Mühsam erhob er sich und schleppte sich zum Wasser. Er stolperte in die leise rauschende, nach seinen Füßen leckende Brandung, schöpfte mit seinen Händen etwas von dem Naß und ließ es sich übers Gesicht rinnen. Das Salzwasser brannte zwar in seinen Kratz- und Schürfwunden, doch er ertrug es mannhaft, denn lieber nahm er dieses teuflische Brennen hin, als daß er unter der drohenden Wahrscheinlichkeit lebte, die Blessuren könnten sich entzünden und ihm ein heftiges Fieber bescheren. Oft genug hatte er Männer wegen geringfügiger Wunden erkranken und sterben sehen. Der Schmutz, der sich in den Verletzungen einnistete, brachte das Fieber, und das Fieber leitete den gefürchteten Wundstarrkrampf ein. Seewasser hingegen hatte eine desinfizierende Wirkung, wie ihm einmal ein Arzt in Barcelona erklärt hatte.

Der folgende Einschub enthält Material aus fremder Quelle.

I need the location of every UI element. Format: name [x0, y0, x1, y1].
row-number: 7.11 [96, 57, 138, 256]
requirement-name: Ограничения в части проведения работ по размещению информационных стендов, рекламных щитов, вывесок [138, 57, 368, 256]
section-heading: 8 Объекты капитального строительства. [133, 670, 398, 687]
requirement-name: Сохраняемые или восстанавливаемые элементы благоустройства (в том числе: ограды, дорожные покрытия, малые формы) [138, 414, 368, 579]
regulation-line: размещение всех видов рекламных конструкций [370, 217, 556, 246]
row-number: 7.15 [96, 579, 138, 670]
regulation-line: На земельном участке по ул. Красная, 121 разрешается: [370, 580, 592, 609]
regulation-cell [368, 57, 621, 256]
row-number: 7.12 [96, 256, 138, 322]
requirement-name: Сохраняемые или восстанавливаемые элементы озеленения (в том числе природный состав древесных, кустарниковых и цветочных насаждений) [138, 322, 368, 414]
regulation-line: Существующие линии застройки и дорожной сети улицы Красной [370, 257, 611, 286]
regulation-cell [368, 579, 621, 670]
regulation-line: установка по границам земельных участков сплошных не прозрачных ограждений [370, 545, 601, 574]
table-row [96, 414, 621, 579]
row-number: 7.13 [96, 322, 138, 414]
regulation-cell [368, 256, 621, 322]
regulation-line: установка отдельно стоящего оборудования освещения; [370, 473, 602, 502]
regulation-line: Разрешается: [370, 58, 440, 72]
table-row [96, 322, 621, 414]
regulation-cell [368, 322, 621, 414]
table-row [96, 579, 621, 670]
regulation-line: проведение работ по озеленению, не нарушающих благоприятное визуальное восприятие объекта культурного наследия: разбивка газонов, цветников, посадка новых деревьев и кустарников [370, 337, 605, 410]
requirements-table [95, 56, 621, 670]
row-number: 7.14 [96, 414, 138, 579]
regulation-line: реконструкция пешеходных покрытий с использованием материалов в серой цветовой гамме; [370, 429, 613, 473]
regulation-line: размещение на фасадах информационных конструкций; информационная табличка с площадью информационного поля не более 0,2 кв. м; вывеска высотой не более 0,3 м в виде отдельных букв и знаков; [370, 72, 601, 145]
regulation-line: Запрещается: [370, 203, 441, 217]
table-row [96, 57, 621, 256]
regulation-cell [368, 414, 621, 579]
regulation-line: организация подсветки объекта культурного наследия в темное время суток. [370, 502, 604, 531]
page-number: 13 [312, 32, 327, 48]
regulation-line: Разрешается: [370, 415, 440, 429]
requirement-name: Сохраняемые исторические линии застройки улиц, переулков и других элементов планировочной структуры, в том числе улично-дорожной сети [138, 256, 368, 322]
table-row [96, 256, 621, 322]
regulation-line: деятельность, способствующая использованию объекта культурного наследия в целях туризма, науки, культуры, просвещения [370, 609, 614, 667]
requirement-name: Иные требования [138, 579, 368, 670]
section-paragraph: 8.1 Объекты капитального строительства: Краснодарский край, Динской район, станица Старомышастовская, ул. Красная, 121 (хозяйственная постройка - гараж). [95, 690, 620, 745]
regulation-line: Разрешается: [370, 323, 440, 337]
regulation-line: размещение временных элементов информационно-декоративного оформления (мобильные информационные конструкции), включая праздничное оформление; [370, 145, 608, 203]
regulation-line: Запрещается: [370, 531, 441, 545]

So wusch sich de Faleiro mit Hingabe und hörte erst auf, als er pudelnaß im flachen Wasser stand. Er kehrte wieder um und schritt langsam über den grauen Strand, der sich im Dunkeln in eine schwärzliche Masse verwandelt hatte.
Er malte sich aus, was für ein Bild des Jammers er in seinem zerschundenen Zustand wohl bieten mochte, und wieder befiel ihn das Selbstmitleid. Gebückt schlich er bis zu den Felsen.
Die Insel schien wirklich unbewohnt zu sein und nur aus nackten Felsen zu bestehen, also hatte es keinen Sinn, nach einer Behausung zu forschen oder nach Menschen, die ihm vielleicht Unterkunft, Essen und Trinken anboten und ihn wieder ein bißchen hochpäppelten.
Juan de Faleiro blieb nichts anderes übrig, als sich zwischen den Felsen zu verkriechen. Es fröstelte ihn, er nieste und hustete. Zum Zudecken hatte er nichts, also konnte er sich nur zusammenrollen, so gut es ging, und zu schlafen versuchen. In seinem ramponierten Zustand, von Schmerzen und Wut geplagt, war es nicht leicht, Ruhe zu finden, aber schließlich nickte er doch ein.
Marchais und Louis hatten unterdessen in den höheren Regionen der Insel eine Höhle entdeckt. Hier richteten sie sich so häuslich wie möglich ein, und so verbrachten sie die Nacht immerhin um einiges besser als der Spanier. Was der neue Tag bringen würde, wußte keiner der drei, doch großen Hoffnungen darauf, daß vielleicht ein Schiff auftauchen und Kurs auf Marittimo nehmen würde, gaben sie sich nicht hin.